The biggest puzzle was a heap of fuzzy-looking snails piled up on a mound of mostly indistinguishable material. We had no idea what this was, so I asked an expert and did some reading. Here is what I learned: These snails are known as Hairysnails (currently classified as Trichotropis cancellata). The shell bristles with hairs, and experiments have shown that the hairs deter some, but not all, predators. This snail lives in the North Pacific, usually sub-tidally, so the very low tide on this day was fortuitous for us.

Photo by Kerry Howard

Hairy snails are sequential (protandrous) hermaphrodites: as they mature they are male first and then gradually turn into females as they grow. Bigger snails produce larger clutches of eggs, increasing their reproductive output, while size is less important to male reproductive success, so for this species it pays to start reproducing (as a male) when small and producing eggs, lots of them, when large. During the transition time, they can sometimes function as both sexes at the same time—researchers have seen pairs of snails in which both snails are being male and female simultaneously.

The feeding habits of Hairysnails are fascinating. They can feed on small organisms suspended in the water but, more interestingly, they are kleptoparasites—stealing food particles right out of the mouths of tube worms (they are rarely seen parasitizing other potential hosts). The tube worms feed by catching plankton on their waving tentacles and funneling the prey to their mouths, and the snails just cling to the side of the tube and reach out with an extended lower ‘lip’ to snap up incoming prey. The snails that we saw were all clinging to a conglomeration of tube worms, ready to snatch food particles when the tide came up again.

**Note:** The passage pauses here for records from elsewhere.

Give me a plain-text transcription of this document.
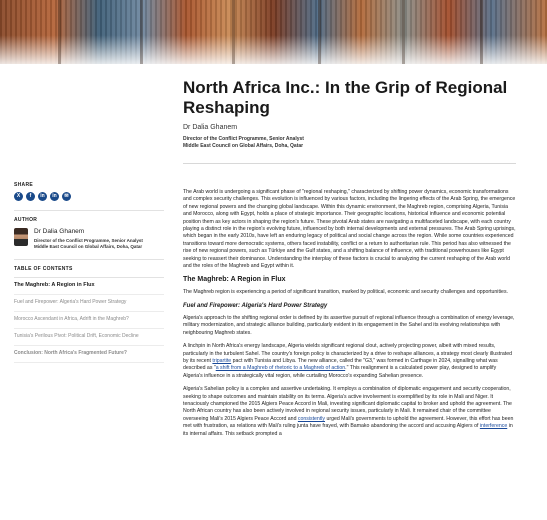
North Africa Inc.: In the Grip of Regional Reshaping
Dr Dalia Ghanem
Director of the Conflict Programme, Senior Analyst
Middle East Council on Global Affairs, Doha, Qatar
SHARE
X	f	in	in	✉
AUTHOR
Dr Dalia Ghanem
Director of the Conflict Programme, Senior Analyst
Middle East Council on Global Affairs, Doha, Qatar
TABLE OF CONTENTS
The Maghreb: A Region in Flux
Fuel and Firepower: Algeria's Hard Power Strategy
Morocco Ascendant in Africa, Adrift in the Maghreb?
Tunisia's Perilous Pivot: Political Drift, Economic Decline
Conclusion: North Africa's Fragmented Future?

The Arab world is undergoing a significant phase of "regional reshaping," characterized by shifting power dynamics, economic transformations and complex security challenges. This evolution is influenced by various factors, including the lingering effects of the Arab Spring, the emergence of new regional powers and the changing global landscape. Within this dynamic environment, the Maghreb region, comprising Algeria, Tunisia and Morocco, along with Egypt, holds a place of strategic importance. Their geographic locations, historical influence and economic potential position them as key actors in shaping the region's future. These pivotal Arab states are navigating a multifaceted landscape, with each country playing a distinct role in the region's evolving future, influenced by both internal developments and external pressures. The Arab Spring uprisings, which began in the early 2010s, have left an enduring legacy of political and social change across the region. While some countries experienced transitions toward more democratic systems, others faced instability, conflict or a return to authoritarian rule. This period has also witnessed the rise of new regional powers, such as Türkiye and the Gulf states, and a shifting balance of influence, with traditional powerhouses like Egypt seeking to reassert their dominance. Understanding the interplay of these factors is crucial to analyzing the current reshaping of the Arab world and the roles of the Maghreb and Egypt within it.

The Maghreb: A Region in Flux

The Maghreb region is experiencing a period of significant transition, marked by political, economic and security challenges and opportunities.

Fuel and Firepower: Algeria's Hard Power Strategy

Algeria's approach to the shifting regional order is defined by its assertive pursuit of regional influence through a combination of energy leverage, military modernization, and strategic alliance building, particularly evident in its engagement in the Sahel and its evolving relationships with neighbouring Maghreb states.

A linchpin in North Africa's energy landscape, Algeria wields significant regional clout, actively projecting power, albeit with mixed results, particularly in the turbulent Sahel. The country's foreign policy is characterized by a drive to reshape alliances, a strategy most clearly illustrated by its recent tripartite pact with Tunisia and Libya. The new alliance, called the "G3," was formed in Carthage in 2024, signalling what was described as "a shift from a Maghreb of rhetoric to a Maghreb of action." This realignment is a calculated power play, designed to amplify Algeria's influence in a strategically vital region, while curtailing Morocco's expanding Sahelian presence.

Algeria's Sahelian policy is a complex and assertive undertaking. It employs a combination of diplomatic engagement and security cooperation, seeking to shape outcomes and maintain stability on its terms. Algeria's active involvement is exemplified by its role in Mali and Niger. It tenaciously championed the 2015 Algiers Peace Accord in Mali, investing significant diplomatic capital to broker and uphold the agreement. The North African country has also been actively involved in regional security issues, particularly in Mali. It remained chair of the committee overseeing Mali's 2015 Algiers Peace Accord and consistently urged Mali's governments to uphold the agreement. However, this effort has been met with frustration, as relations with Mali's ruling junta have frayed, with Bamako abandoning the accord and accusing Algiers of interference in its internal affairs. This setback prompted a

Worms thereby suffer a reduced growth rate, but the sneaky, thieving snails grow much better—up to eighteen time faster than when simply suspension feeding. Small, immature snails, including those that are only a millimeter in size, gain the most in growth from their kleptoparasitism, but larger ones are also able to reproduce better. In most places, there is only one kleptoparasitic snail on a given tube worm, but occasionally there are two or even three, potentially in competition for stolen prey.

Hairysnails mate and lay eggs in winter, and in that season the adults generally leave their hosts and occupy themselves with reproductive activities. Males come back to stealing from tube worms when they are done mating, but females tend their batches of eggs for a while, and thus return to their hosts later than the males do. Small snails, less than about five millimeters in size, do not leave their hosts seasonally, but continue to thieve and grow.

Kleptoparasitism, in reference to stealing food from another animal, is widespread in the animal kingdom. Birds are perhaps the best studied: frigatebirds, jaegers and skuas, and some terns are well-known for harassing other birds that have caught a fish, making the victim drop the fish for the pirate to grab. In Berners Bay, we watched young glaucous-winged gulls, acting like teen-age hoodlums, chase other gulls until the prey was dropped. We sometimes see eagles forcing another eagle or an osprey to drop its fish. Among insects, cuckoo-bees lay their eggs on the pollen balls made by queen bumblebees for their own larvae and thus are stealing food from the bumblebee larvae. Web-building spiders may lose their prey to other spiders or to flies. Hyenas sometimes harry lions at a kill until the lions depart, letting the hyenas take much of the lions’ prey; and sometimes lions steal from hyenas. Those are just a few examples, but researchers say that kleptoparasitism occurs in every major taxonomic group of animals. Humans are not exceptions!

Sometimes the concept of kleptoparasitism is broadened to include the stealing of any useful item from another animal. So male bowerbirds that swipe alluring objects from each other, in order to decorate their own bowers, are kleptoparasites. So, too, are penguins robbing each other of stones used in their nests or tree swallows forcing a chickadee to give up its nest for the swallows’ use. Again, humans are not exceptions!

Thanks to Dr. Aaron Baldwin, ADFG, for sharing some of his extensive knowledge of marine invertebrates and providing literature references.